Department of Radiology, Seoul St. Mary's Hospital, The Catholic University of Korea, Seoul, Korea.
Korean J Radiol. 2010 Sep-Oct;11(5):522-7. doi: 10.3348/kjr.2010.11.5.522. Epub 2010 Aug 27.
The purpose of this study was to evaluate the ultrasonographic features of benign adenomyoepithelioma of the breast.
Between 2005 and 2009, five patients had histologically confirmed adenomyoepithelioma of the breast. We retrospectively evaluated the ultrasonographic findings of the tumors in correlation with the pathology, and reviewed medical records.
The clinical manifestations included a palpable mass in three patients, while mammographic screening helped detect abnormalities in two patients. Ultrasonograms showed masses with an oval (n = 3) or irregular (n = 2) shape, with uncircumscribed (n = 4) or relatively well-circumscribed (n = 1) margins, as well as with a hypoechoic (n = 3) or a complex echoic (n = 2) internal echo texture. Three patients had focal ductectasia adjacent to the mass. The ultrasonographic assessments were classified as Breast Imaging Reporting and Data System (BI-RADS) category 4A, with low suspicion of malignancy in two cases, and as category 4B, with intermediate suspicion of malignancy in three cases. The pathology revealed benign adenomyoepithelioma in all patients.
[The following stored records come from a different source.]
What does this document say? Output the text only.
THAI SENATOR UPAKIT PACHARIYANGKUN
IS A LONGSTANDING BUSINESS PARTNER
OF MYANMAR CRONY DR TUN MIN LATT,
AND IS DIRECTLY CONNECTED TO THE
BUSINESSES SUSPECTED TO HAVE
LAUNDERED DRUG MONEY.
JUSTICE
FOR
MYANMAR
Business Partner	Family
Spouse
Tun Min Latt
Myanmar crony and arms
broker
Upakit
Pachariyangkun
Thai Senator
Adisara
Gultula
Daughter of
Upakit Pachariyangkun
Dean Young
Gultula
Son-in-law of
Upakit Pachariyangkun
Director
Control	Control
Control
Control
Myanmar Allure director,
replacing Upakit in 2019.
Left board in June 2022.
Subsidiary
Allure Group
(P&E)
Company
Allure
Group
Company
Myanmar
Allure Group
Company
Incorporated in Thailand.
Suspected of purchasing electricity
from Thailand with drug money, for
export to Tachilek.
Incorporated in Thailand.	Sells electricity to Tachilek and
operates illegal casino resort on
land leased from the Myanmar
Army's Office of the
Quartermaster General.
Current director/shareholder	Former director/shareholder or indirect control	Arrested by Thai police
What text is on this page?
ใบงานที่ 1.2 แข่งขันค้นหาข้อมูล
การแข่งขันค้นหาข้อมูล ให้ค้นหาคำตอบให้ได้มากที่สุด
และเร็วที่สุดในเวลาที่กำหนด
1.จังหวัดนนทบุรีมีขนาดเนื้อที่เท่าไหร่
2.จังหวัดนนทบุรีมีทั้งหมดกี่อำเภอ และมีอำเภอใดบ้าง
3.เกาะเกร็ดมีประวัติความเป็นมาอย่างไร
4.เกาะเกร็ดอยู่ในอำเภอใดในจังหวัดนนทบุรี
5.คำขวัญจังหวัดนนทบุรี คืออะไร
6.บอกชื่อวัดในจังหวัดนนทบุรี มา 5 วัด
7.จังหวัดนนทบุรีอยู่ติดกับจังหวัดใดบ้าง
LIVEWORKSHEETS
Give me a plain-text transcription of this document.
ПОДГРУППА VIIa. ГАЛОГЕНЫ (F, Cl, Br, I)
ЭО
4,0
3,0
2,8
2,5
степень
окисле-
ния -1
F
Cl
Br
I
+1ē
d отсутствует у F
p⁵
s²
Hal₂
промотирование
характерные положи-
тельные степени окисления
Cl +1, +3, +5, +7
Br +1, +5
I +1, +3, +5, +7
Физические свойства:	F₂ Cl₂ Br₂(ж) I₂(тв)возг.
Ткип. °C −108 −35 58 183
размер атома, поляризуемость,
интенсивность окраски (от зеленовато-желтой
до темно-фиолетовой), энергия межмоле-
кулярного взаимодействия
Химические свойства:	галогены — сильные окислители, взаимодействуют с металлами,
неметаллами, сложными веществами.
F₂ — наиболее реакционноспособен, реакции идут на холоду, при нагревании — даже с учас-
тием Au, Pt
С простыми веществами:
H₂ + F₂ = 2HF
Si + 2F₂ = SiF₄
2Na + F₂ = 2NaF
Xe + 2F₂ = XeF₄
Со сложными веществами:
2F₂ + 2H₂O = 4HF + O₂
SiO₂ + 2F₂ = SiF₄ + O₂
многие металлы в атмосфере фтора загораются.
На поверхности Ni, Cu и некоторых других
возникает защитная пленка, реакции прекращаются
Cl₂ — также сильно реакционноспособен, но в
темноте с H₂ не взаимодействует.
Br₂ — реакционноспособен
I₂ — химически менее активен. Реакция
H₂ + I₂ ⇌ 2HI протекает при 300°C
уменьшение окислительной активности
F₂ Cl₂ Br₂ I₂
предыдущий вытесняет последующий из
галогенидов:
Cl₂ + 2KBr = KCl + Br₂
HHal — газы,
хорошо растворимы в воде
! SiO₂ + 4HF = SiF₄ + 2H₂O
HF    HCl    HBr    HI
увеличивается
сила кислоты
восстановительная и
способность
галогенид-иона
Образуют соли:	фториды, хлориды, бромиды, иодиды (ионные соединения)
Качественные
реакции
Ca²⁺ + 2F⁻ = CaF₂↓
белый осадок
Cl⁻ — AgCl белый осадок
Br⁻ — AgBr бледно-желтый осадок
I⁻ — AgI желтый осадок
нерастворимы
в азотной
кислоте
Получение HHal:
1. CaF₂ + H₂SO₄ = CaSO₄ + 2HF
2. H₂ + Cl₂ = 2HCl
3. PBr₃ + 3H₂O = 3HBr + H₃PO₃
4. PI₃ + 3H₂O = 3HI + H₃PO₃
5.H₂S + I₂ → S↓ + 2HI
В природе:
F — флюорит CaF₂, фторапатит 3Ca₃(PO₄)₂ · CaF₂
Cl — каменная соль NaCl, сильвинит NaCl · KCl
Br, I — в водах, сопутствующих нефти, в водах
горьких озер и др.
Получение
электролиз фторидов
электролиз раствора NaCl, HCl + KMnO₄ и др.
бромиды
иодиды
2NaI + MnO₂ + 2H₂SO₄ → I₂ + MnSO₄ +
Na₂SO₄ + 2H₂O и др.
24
Benign adenomyoepitheliomas appear as solid or complex echoic masses with suspicious malignant ultrasonographic features, which may be associated with adjacent ductectasia. Although adenomyoepithelioma is a rare breast tumor, awareness of its sonographic features will be helpful for the differential diagnosis from other tumors.
本研究旨在评估乳腺良性腺肌上皮瘤的超声特征。
2005 年至 2009 年间,5 例患者经组织学证实为乳腺腺肌上皮瘤。我们回顾性地评估了肿瘤的超声表现与病理学的相关性,并复习了病历。
临床表现包括 3 例可触及肿块,而 2 例通过乳腺 X 线摄影筛查发现异常。超声表现为肿块呈椭圆形(n = 3)或不规则形(n = 2),边界不清(n = 4)或相对清楚(n = 1),内部回声呈低回声(n = 3)或复杂回声(n = 2)。3 例患者肿块旁有局灶性导管扩张。超声评估结果分类为乳腺影像报告和数据系统(BI-RADS)4A 级,2 例低度怀疑恶性,3 例为 4B 级,中度怀疑恶性。所有患者的病理均显示为良性腺肌上皮瘤。
良性腺肌上皮瘤表现为实性或复杂回声肿块,具有可疑的恶性超声特征,可能与相邻的导管扩张有关。尽管腺肌上皮瘤是一种罕见的乳腺肿瘤,但了解其超声特征将有助于与其他肿瘤进行鉴别诊断。